J’ai apprécié le fait que ce soit Scout qui nous raconte cette histoire, de son point de vue, celui d’une petite fille de 8 ans. On voit le monde des
adultes comme un univers codifié, impénétrable, on sent qu’elle ne comprend pas tout ce qui s’y passe mais qu’elle essaie. On sent sa naïveté, sa candeur face aux évènements. Et petit à petit,
on sent aussi son incompréhension, sa colère, elle a du mal à ne pas jouer des poings pour défendre son père, accusé d’être "l’ami des nègres". Le texte bascule de la joie de l’enfance, des
jeux d’étés, de l’insouciance à la dure réalité de la vie, à la peur, à l’angoisse.
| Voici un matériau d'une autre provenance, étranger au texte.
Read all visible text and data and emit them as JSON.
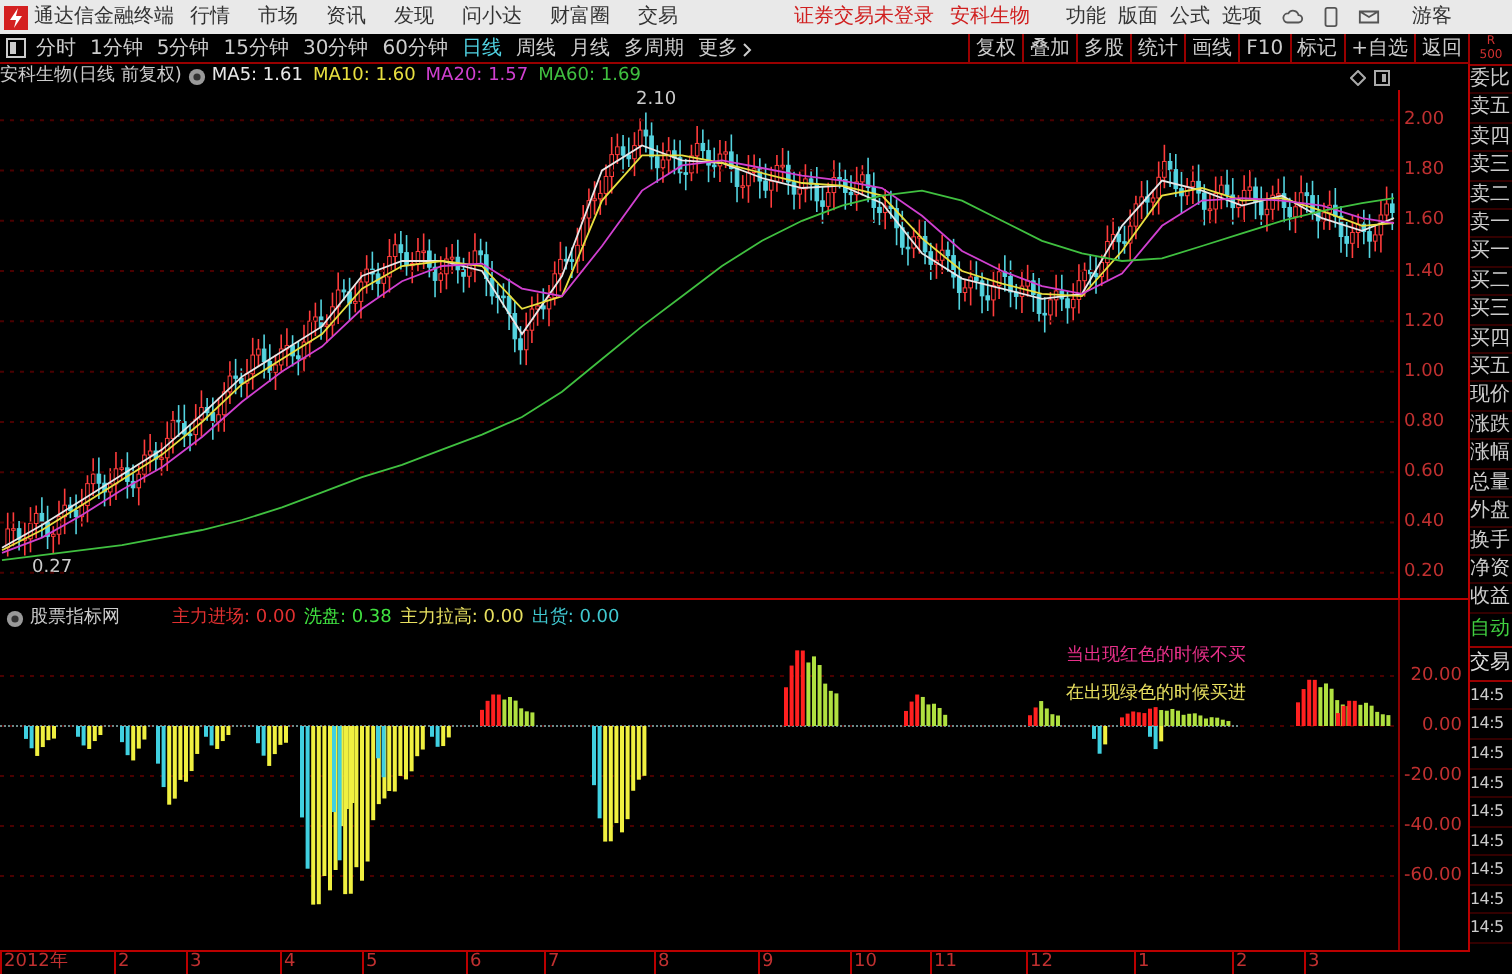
{
  "title_bar": {
    "app_name": "通达信金融终端",
    "menu": [
      "行情",
      "市场",
      "资讯",
      "发现",
      "问小达",
      "财富圈",
      "交易"
    ],
    "notices": [
      "证券交易未登录",
      "安科生物"
    ],
    "right_menu": [
      "功能",
      "版面",
      "公式",
      "选项"
    ],
    "user": "游客"
  },
  "period_tabs": [
    {
      "label": "分时",
      "selected": false
    },
    {
      "label": "1分钟",
      "selected": false
    },
    {
      "label": "5分钟",
      "selected": false
    },
    {
      "label": "15分钟",
      "selected": false
    },
    {
      "label": "30分钟",
      "selected": false
    },
    {
      "label": "60分钟",
      "selected": false
    },
    {
      "label": "日线",
      "selected": true
    },
    {
      "label": "周线",
      "selected": false
    },
    {
      "label": "月线",
      "selected": false
    },
    {
      "label": "多周期",
      "selected": false
    },
    {
      "label": "更多",
      "selected": false
    }
  ],
  "tools": [
    "复权",
    "叠加",
    "多股",
    "统计",
    "画线",
    "F10",
    "标记",
    "+自选",
    "返回"
  ],
  "corner_label": [
    "R",
    "500"
  ],
  "price_chart": {
    "title": "安科生物(日线 前复权)",
    "ma": [
      {
        "label": "MA5: 1.61"
      },
      {
        "label": "MA10: 1.60"
      },
      {
        "label": "MA20: 1.57"
      },
      {
        "label": "MA60: 1.69"
      }
    ],
    "high_label": "2.10",
    "low_label": "0.27",
    "chart_data": {
      "type": "line",
      "ylim": [
        0.1,
        2.12
      ],
      "grid": true,
      "yticks": [
        {
          "value": 2.0,
          "label": "2.00"
        },
        {
          "value": 1.8,
          "label": "1.80"
        },
        {
          "value": 1.6,
          "label": "1.60"
        },
        {
          "value": 1.4,
          "label": "1.40"
        },
        {
          "value": 1.2,
          "label": "1.20"
        },
        {
          "value": 1.0,
          "label": "1.00"
        },
        {
          "value": 0.8,
          "label": "0.80"
        },
        {
          "value": 0.6,
          "label": "0.60"
        },
        {
          "value": 0.4,
          "label": "0.40"
        },
        {
          "value": 0.2,
          "label": "0.20"
        }
      ],
      "series": [
        {
          "color": "#e8e8e8",
          "values": [
            0.3,
            0.39,
            0.49,
            0.59,
            0.69,
            0.83,
            0.98,
            1.08,
            1.18,
            1.38,
            1.44,
            1.44,
            1.4,
            1.15,
            1.38,
            1.8,
            1.9,
            1.84,
            1.83,
            1.77,
            1.73,
            1.74,
            1.67,
            1.47,
            1.37,
            1.33,
            1.29,
            1.31,
            1.58,
            1.76,
            1.72,
            1.66,
            1.7,
            1.61,
            1.56,
            1.61
          ]
        },
        {
          "color": "#e8e040",
          "values": [
            0.29,
            0.37,
            0.47,
            0.57,
            0.67,
            0.8,
            0.95,
            1.05,
            1.15,
            1.33,
            1.42,
            1.44,
            1.42,
            1.25,
            1.3,
            1.68,
            1.86,
            1.86,
            1.83,
            1.79,
            1.75,
            1.74,
            1.7,
            1.53,
            1.4,
            1.35,
            1.31,
            1.3,
            1.48,
            1.7,
            1.73,
            1.68,
            1.69,
            1.64,
            1.58,
            1.59
          ]
        },
        {
          "color": "#d040d0",
          "values": [
            0.28,
            0.34,
            0.43,
            0.53,
            0.62,
            0.74,
            0.88,
            1.0,
            1.1,
            1.25,
            1.36,
            1.42,
            1.43,
            1.33,
            1.3,
            1.5,
            1.72,
            1.82,
            1.84,
            1.81,
            1.78,
            1.76,
            1.73,
            1.62,
            1.48,
            1.4,
            1.34,
            1.31,
            1.39,
            1.58,
            1.68,
            1.69,
            1.68,
            1.66,
            1.61,
            1.59
          ]
        },
        {
          "color": "#40c040",
          "values": [
            0.25,
            0.27,
            0.29,
            0.31,
            0.34,
            0.37,
            0.41,
            0.46,
            0.52,
            0.58,
            0.63,
            0.69,
            0.75,
            0.82,
            0.92,
            1.05,
            1.18,
            1.3,
            1.42,
            1.52,
            1.6,
            1.66,
            1.7,
            1.72,
            1.68,
            1.6,
            1.52,
            1.47,
            1.44,
            1.45,
            1.5,
            1.55,
            1.6,
            1.64,
            1.67,
            1.69
          ]
        }
      ]
    }
  },
  "indicator": {
    "title": "股票指标网",
    "values": [
      {
        "label": "主力进场: 0.00",
        "color": "#e03030"
      },
      {
        "label": "洗盘: 0.38",
        "color": "#40e040"
      },
      {
        "label": "主力拉高: 0.00",
        "color": "#e8e060"
      },
      {
        "label": "出货: 0.00",
        "color": "#40c8d0"
      }
    ],
    "notes": [
      {
        "text": "当出现红色的时候不买",
        "color": "#e8308a"
      },
      {
        "text": "在出现绿色的时候买进",
        "color": "#e8e060"
      }
    ],
    "axis_labels": [
      "20.00",
      "0.00",
      "-20.00",
      "-40.00",
      "-60.00"
    ]
  },
  "x_axis": [
    "2012年",
    "2",
    "3",
    "4",
    "5",
    "6",
    "7",
    "8",
    "9",
    "10",
    "11",
    "12",
    "1",
    "2",
    "3"
  ],
  "side_panel": {
    "quote_labels": [
      "委比",
      "卖五",
      "卖四",
      "卖三",
      "卖二",
      "卖一",
      "买一",
      "买二",
      "买三",
      "买四",
      "买五",
      "现价",
      "涨跌",
      "涨幅",
      "总量",
      "外盘",
      "换手",
      "净资",
      "收益"
    ],
    "trade_labels": [
      "自动",
      "交易"
    ],
    "times": [
      "14:5",
      "14:5",
      "14:5",
      "14:5",
      "14:5",
      "14:5",
      "14:5",
      "14:5",
      "14:5"
    ]
  }
}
Le roman gagne alors en profondeur, le récit prend de l’ampleur et nous dévoile toute l’horreur de l’Alabama
dans les années, une Amérique ségrégationniste, où les noirs sont traités comme des non-humains, comme des criminels.
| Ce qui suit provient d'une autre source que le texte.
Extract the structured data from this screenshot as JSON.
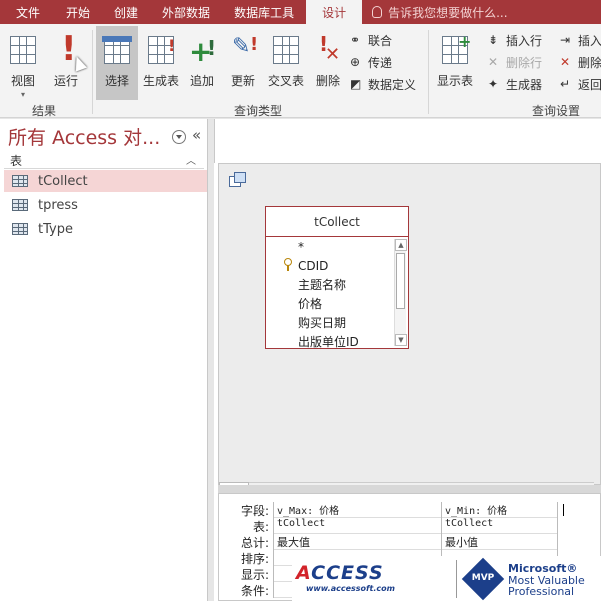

L’histoire de Tom Robinson, homme noir accusé d’avoir violer une jeune fille blanche, vient se greffer à celle de la vie quotidienne de Scout, Jem et leur
père. Ces deux récits vont s’entremêler dès le début du procès et là, on bascule en dehors de la fiction. Tout m’a semblé si réel, si juste, si bien écrit. On ressent tellement d’émotions
fortes, avec la scène de la banque, la scène du tribunal aussi. Et on découvre aussi le vrai visage de la société de cette ville de l’Alabama, comme un miroir de l’Amérique de l’époque, on voit
petit à petit les masques tombés, on comprend pourquoi les gens agissent de telle ou telle manière, ce qui les poussent à le faire. Comment un homme peut-il vouloir en tuer un autre du simple
fait de sa couleur de peau ? Pourquoi un homme est mis aux bancs de la société parce qu’il est noir ? Pourquoi personne n’accord la présomption d’innocence à un homme noir ? On se dit que ces
gens bien-pensants devraient se conduire autrement, comment des gens qui se disent intellectuels, cultivés, croyants, peuvent-elle considérer un autre homme comme un animal ? C’est un discours
qui est toujours d’actualité. Comment peut-on laisser faire ça ? J’ai beaucoup aimé les interventions d’Atticus sur le sujet, il est le symbole de la sagesse, la mesure, tout au long du texte
et vient calmer les flammes qui s’agitent en Scout en essayant de lui faire comprendre la vie tout simplement. Oui, ils agissent comme ça mais il faut essayer de se mettre à leur place et de
comprendre pourquoi ils le font et ne pas les condamner. Eh bien, cet homme-là m’a vraiment impressionnée ! La douceur, le calme, l’immense compréhension qui émane de cet avocat sont
incroyables !
Toute cette famille atypique est attachante, la petite fille garçon manqué qui ne veut pas porter de robe, le grand frère qui devient un homme et
Calpurnia, la nourrice/cuisinière/femme de ménage de la famille qui fait plus office de mère que de bonne. Ces quatre personnages sont au cœur de l’histoire et nous permettent de multiplier les
points de vue sur la situation qui s’y déroule, j’ai adoré le fait que chacun donne son avis et que le lecteur puisse ensuite se faire sa propre idée de la société dans laquelle évoluent nos
personnages. Le personnage le plus mystérieux, celui de Boo Radley, est finalement l’un de ceux qui ont le plus d’importance dans le récit, il l’influence d’une drôle de manière. Un homme qui
reste toujours enfermé et ne sort jamais de chez lui, forcément ça soulève des questions, dont celle qui va sous-tendre tout le texte : pourquoi ? Pourquoi choisir de ne pas mettre un pied
dehors, jamais ? Je ne donne pas la réponse, vous la trouverez dans le livre et je peux vous dire qu’elle est d’une logique imparable !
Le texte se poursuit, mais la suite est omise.